With summer on the way, we should let children play outdoors – without wrapping them up in cotton wool – and let them take risks, says Liz Fraser
It seemed as if it would never happen, but this week the weather gods finally woke up and answered the desperate prayers of a shivering, vitamin-D deprived nation, and delivered a heavenly dose of unbroken sunshine.
T-shirts were thrown on, dusty sandals were unearthed, barbecues were lit and we all got out there to enjoy the sunshine. With the warmer weather and longer days comes, of course, a wish to be outdoors, and this is especially true for children. They want to run around in freshly mown parks, climb trees laden with cherry blossom and whizz around on their bikes and scooters.
And their parents immediately start to panic about all the things that could go wrong if they grant such freedoms to their adventurous children.
A park is full of strangers who might harm their child, they might fall out of that tree, a bike is a broken arm just waiting to happen, teeth will be knocked out if they fall off their scooter… Bad Things might happen.
This (perfectly understandable) concern about the welfare of our children seems, in recent years, to have grown into a semi-hysteria, fuelled by exaggerated media reports of injury, abduction and freak accidents happening to children in the most unthreatening of environments, made all the worse by horror stories that go viral on social media.
The result is a generation of parents who are terrified of Bad Things happening to their children, and children who are so over-protected that they can’t breathe. They are growing up in the ‘safe’ glow of a TV screen, the protective casing of cars and the cosy shelter of permanent monitoring.
But it’s not cosy. Because protecting children from everything that can possibly go wrong doesn’t teach them anything of the real world, and gives them no taste of failure, pain or disappointment.
Clinical psychologist and broadcaster Professor Tanya Byron is concerned about the clinical effects of not letting our children take risks.
‘Anxiety disorders in children are rising,’ she says. ‘We are living in a risk-averse society where children are raised in virtual captivity due to parental paranoia about risk, over-inflated by the media. More and more children are now over-protected to the degree that they understand neither risk nor the value of failure as a learning experience.’
Clinical psychologist Linda Blair, whose book The Key To Calm is published next year, sees risk-taking as a valuable experience and even as something pleasurable, but she stops short of saying that failure is ‘good’.
‘Cushioning children so that they can’t solve problems in the real world is deeply unhelpful,’ she says, ‘but failure per se isn’t a positive thing for children.’
There is a misplacement of emphasis about failure and success in our culture. We know from the recent Young Minds study that the most important thing to do for a child is to praise their effort and not whether they succeed or not. ‘If you only praise successful results you set them up for low self-confidence and for never taking a chance. Taking a chance, having a go, is what makes life taste good!’
So what would Professor Byron say to nervous parents who really believe it’s dangerous to let their children out alone or to walk to school unaccompanied that would encourage them to let their kids take small risks?

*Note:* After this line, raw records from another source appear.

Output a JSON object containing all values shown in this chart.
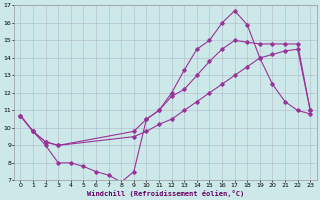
{
  "xlabel": "Windchill (Refroidissement éolien,°C)",
  "xlim": [
    -0.5,
    23.5
  ],
  "ylim": [
    7,
    17
  ],
  "xticks": [
    0,
    1,
    2,
    3,
    4,
    5,
    6,
    7,
    8,
    9,
    10,
    11,
    12,
    13,
    14,
    15,
    16,
    17,
    18,
    19,
    20,
    21,
    22,
    23
  ],
  "yticks": [
    7,
    8,
    9,
    10,
    11,
    12,
    13,
    14,
    15,
    16,
    17
  ],
  "bg_color": "#cce8e8",
  "grid_color": "#b0b8cc",
  "line_color": "#993399",
  "line1_x": [
    0,
    1,
    2,
    3,
    4,
    5,
    6,
    7,
    8,
    9,
    10,
    11,
    12,
    13,
    14,
    15,
    16,
    17,
    18,
    19,
    20,
    21,
    22,
    23
  ],
  "line1_y": [
    10.7,
    9.8,
    9.0,
    8.0,
    8.0,
    7.8,
    7.5,
    7.3,
    6.9,
    7.5,
    10.5,
    11.0,
    12.0,
    13.3,
    14.5,
    15.0,
    16.0,
    16.7,
    15.9,
    14.0,
    12.5,
    11.5,
    11.0,
    10.8
  ],
  "line2_x": [
    0,
    1,
    2,
    3,
    9,
    10,
    11,
    12,
    13,
    14,
    15,
    16,
    17,
    18,
    19,
    20,
    21,
    22,
    23
  ],
  "line2_y": [
    10.7,
    9.8,
    9.2,
    9.0,
    9.8,
    10.5,
    11.0,
    11.8,
    12.2,
    13.0,
    13.8,
    14.5,
    15.0,
    14.9,
    14.8,
    14.8,
    14.8,
    14.8,
    11.0
  ],
  "line3_x": [
    0,
    1,
    2,
    3,
    9,
    10,
    11,
    12,
    13,
    14,
    15,
    16,
    17,
    18,
    19,
    20,
    21,
    22,
    23
  ],
  "line3_y": [
    10.7,
    9.8,
    9.2,
    9.0,
    9.5,
    9.8,
    10.2,
    10.5,
    11.0,
    11.5,
    12.0,
    12.5,
    13.0,
    13.5,
    14.0,
    14.2,
    14.4,
    14.5,
    11.0
  ]
}
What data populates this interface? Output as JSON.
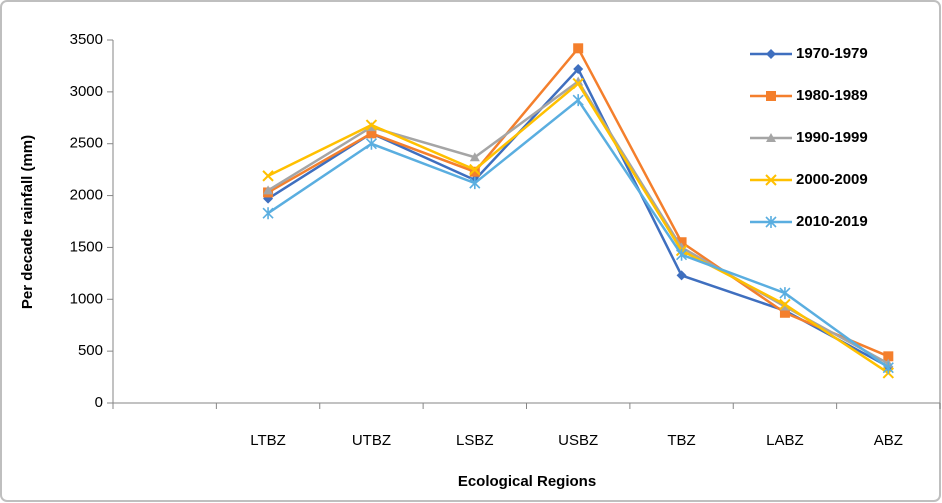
{
  "chart_data": {
    "type": "line",
    "x_label": "Ecological Regions",
    "y_label": "Per decade rainfall (mm)",
    "categories": [
      null,
      "LTBZ",
      "UTBZ",
      "LSBZ",
      "USBZ",
      "TBZ",
      "LABZ",
      "ABZ"
    ],
    "series": [
      {
        "name": "1970-1979",
        "color": "#3f6fbf",
        "marker": "diamond",
        "values": [
          null,
          1970,
          2600,
          2150,
          3220,
          1230,
          890,
          350
        ]
      },
      {
        "name": "1980-1989",
        "color": "#f47f2c",
        "marker": "square",
        "values": [
          null,
          2030,
          2600,
          2230,
          3420,
          1550,
          870,
          450
        ]
      },
      {
        "name": "1990-1999",
        "color": "#a5a5a5",
        "marker": "triangle",
        "values": [
          null,
          2050,
          2660,
          2370,
          3100,
          1500,
          930,
          380
        ]
      },
      {
        "name": "2000-2009",
        "color": "#ffc000",
        "marker": "x",
        "values": [
          null,
          2190,
          2680,
          2250,
          3080,
          1470,
          950,
          290
        ]
      },
      {
        "name": "2010-2019",
        "color": "#5aaee0",
        "marker": "star",
        "values": [
          null,
          1830,
          2500,
          2120,
          2920,
          1430,
          1060,
          340
        ]
      }
    ],
    "ylim": [
      0,
      3500
    ],
    "yticks": [
      0,
      500,
      1000,
      1500,
      2000,
      2500,
      3000,
      3500
    ],
    "grid": false,
    "legend": "top-right"
  }
}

‘Anxious parents lead to anxious children who are unable to assess and manage risk,’ she says. ‘I would urge parents to remember that this makes them vulnerable in the real world, which is full of risk and challenge. As parents we were raised in a more relaxed culture that allowed us to live outside and experience the world. By denying this to our children in a managed way we are denying them important life-skill development. Where are the free-range kids? We are breeding a generation that’s afraid of life, afraid of interaction with men, afraid of failure. Life is tough, and kids need to be robust and assertive in their handling of it.’
I remember a top-grade girl in my class at school who had never failed at anything in her life. At the age of 17 she flunked her driving test completely. This was her first taste of failure – she all but fell to pieces. And such was her fear of failing again, that she was unable to take her test again for years.
It’s much healthier to learn to cope with failure gradually, to fall out of trees and get a few frights, and gather up some grazes and scars through childhood, so that when the bigger disappointments come along, we are ready to face them.
For Blair, failure is a useful time for reflection.
‘When we succeed we often feel smug and self-satisfied, and move on,’ she says. ‘But when we fail we sit and think. We evaluate things, and learn something of ourselves. Children need to do this, too. To learn to get back up, and try again.’
And, she says, there’s one very positive thing bear in mind. ‘Life isn’t all that dangerous – just look at how many of us keeping getting up every morning!’
I hope more parents will let their children go this summer, and let them get out there and learn a little about the world… without the cotton wool padding and the fear.